Black holes in Sol minore

TL;DR

This paper explores five-dimensional gauged supergravity black holes with Sol and nil geometry horizons, analyzing their equations of motion, thermodynamics, nonexistence of certain solutions, and the attractor mechanism for extremal cases.

Contribution

It provides explicit solutions for Sol horizon black holes, proves a no-go theorem for supersymmetric solutions, and studies the attractor mechanism in non-BPS extremal black holes with anisotropic horizons.

Findings

Explicit Sol horizon black hole solutions derived.

No supersymmetric solutions with Sol-invariant horizons exist.

Attractor geometries exist for magnetic but not electric extremal black holes.

Abstract

We consider black holes in five-dimensional $N=2$ $\text{U}(1)$-gauged supergravity coupled to vector multiplets, with horizons that are homogeneous but not isotropic.
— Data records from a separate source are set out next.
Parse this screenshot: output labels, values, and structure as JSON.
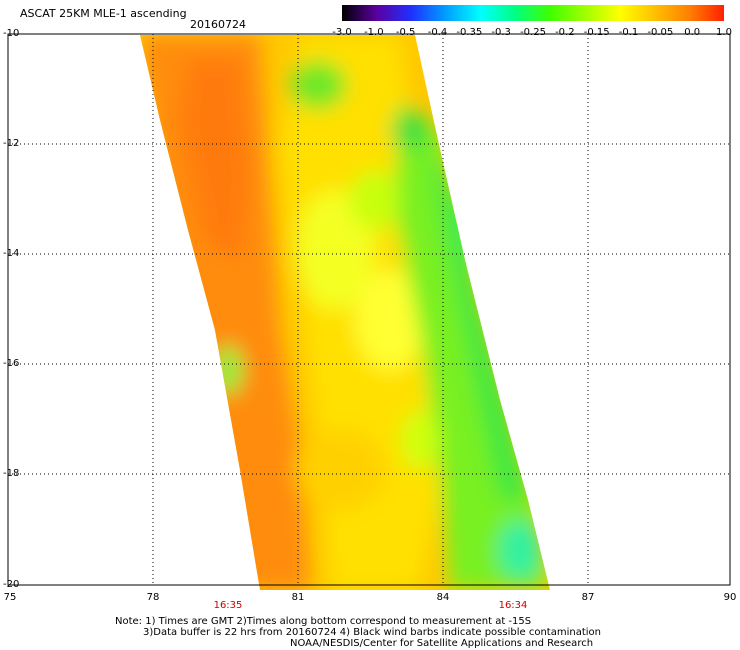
{
  "title": "ASCAT 25KM MLE-1 ascending",
  "date": "20160724",
  "colorbar": {
    "labels": [
      "-3.0",
      "-1.0",
      "-0.5",
      "-0.4",
      "-0.35",
      "-0.3",
      "-0.25",
      "-0.2",
      "-0.15",
      "-0.1",
      "-0.05",
      "0.0",
      "1.0"
    ],
    "colors": [
      "#000000",
      "#5a00a0",
      "#2030ff",
      "#00a0ff",
      "#00ffff",
      "#00ff80",
      "#40ff00",
      "#a0ff00",
      "#ffff00",
      "#ffc000",
      "#ff8000",
      "#ff2000"
    ]
  },
  "latitude_labels": [
    "-10",
    "-12",
    "-14",
    "-16",
    "-18",
    "-20"
  ],
  "longitude_labels": [
    "75",
    "78",
    "81",
    "84",
    "87",
    "90"
  ],
  "time_labels": [
    "16:35",
    "16:34"
  ],
  "notes": [
    "Note: 1) Times are GMT 2)Times along bottom correspond to measurement at -15S",
    "3)Data buffer is 22 hrs from 20160724 4) Black wind barbs indicate possible contamination",
    "NOAA/NESDIS/Center for Satellite Applications and Research"
  ],
  "colors": {
    "time_labels": "#cc0000"
  }
}
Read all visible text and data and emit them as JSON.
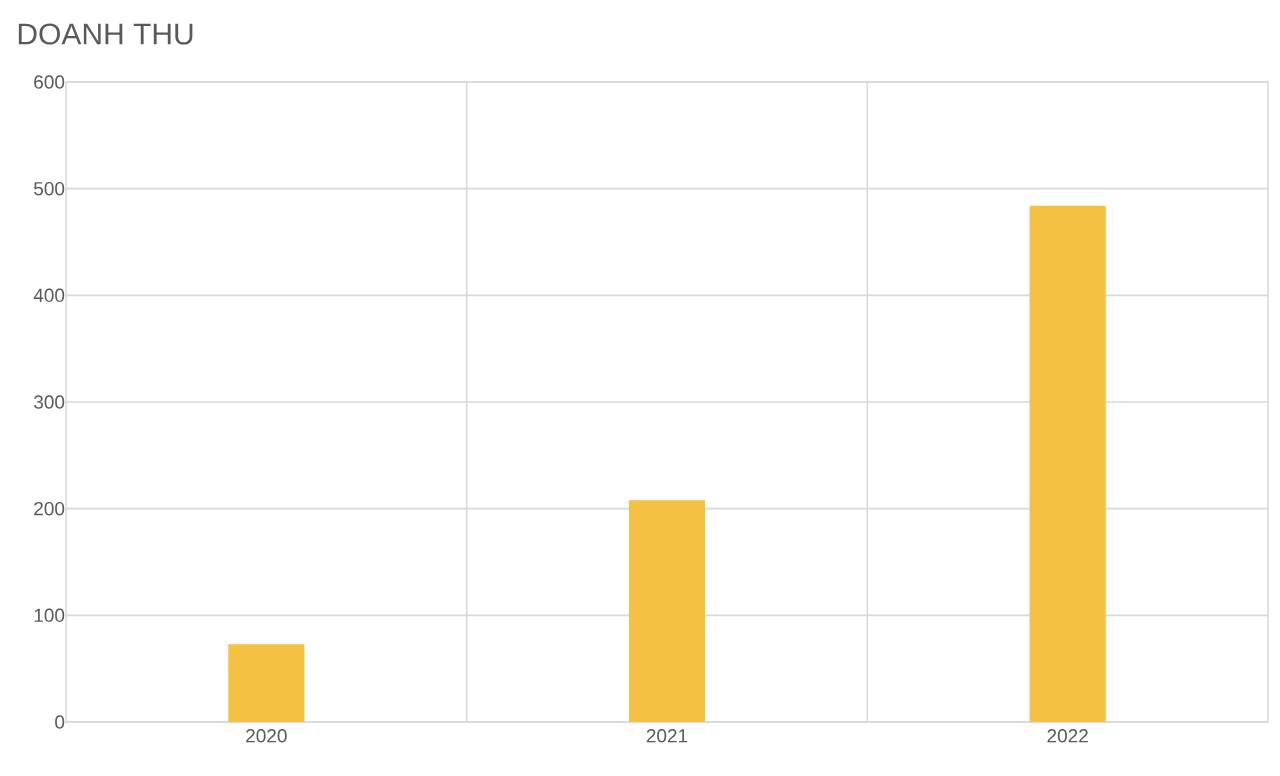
{
  "chart_data": {
    "type": "bar",
    "title": "DOANH THU",
    "categories": [
      "2020",
      "2021",
      "2022"
    ],
    "values": [
      73,
      208,
      484
    ],
    "color": "#f4c143",
    "ylim": [
      0,
      600
    ],
    "yticks": [
      0,
      100,
      200,
      300,
      400,
      500,
      600
    ],
    "grid": true
  }
}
We write down the equations of motion for electric and magnetic ans\"atze, and solve them explicitely for the case of pure gauged supergravity with magnetic $\text{U}(1)$ field strength and Sol horizon. The thermodynamics of the resulting solution, which exhibits anisotropic scaling, is discussed. If the horizon is compactified, the geometry approaches asymptotically a torus bundle over AdS$_3$. Furthermore, we prove a no-go theorem that states the nonexistence of supersymmetric, static, Sol-invariant, electrically or magnetically charged solutions with spatial cross-sections modelled on solve\-geometry. Finally, we study the attractor mechanism for extremal static non-BPS black holes with nil- or solvegeometry horizons. It turns out that there are no such attractors for purely electric field strengths, while in the magnetic case there are attractor geometries, where the values of the scalar fields on the horizon are computed by extremization of an effective potential $V_{\text{eff}}$, which contains the charges as well as the scalar potential of the gauged supergravity theory. The entropy density of the extremal black hole is then given by the value of $V_{\text{eff}}$ in the extremum.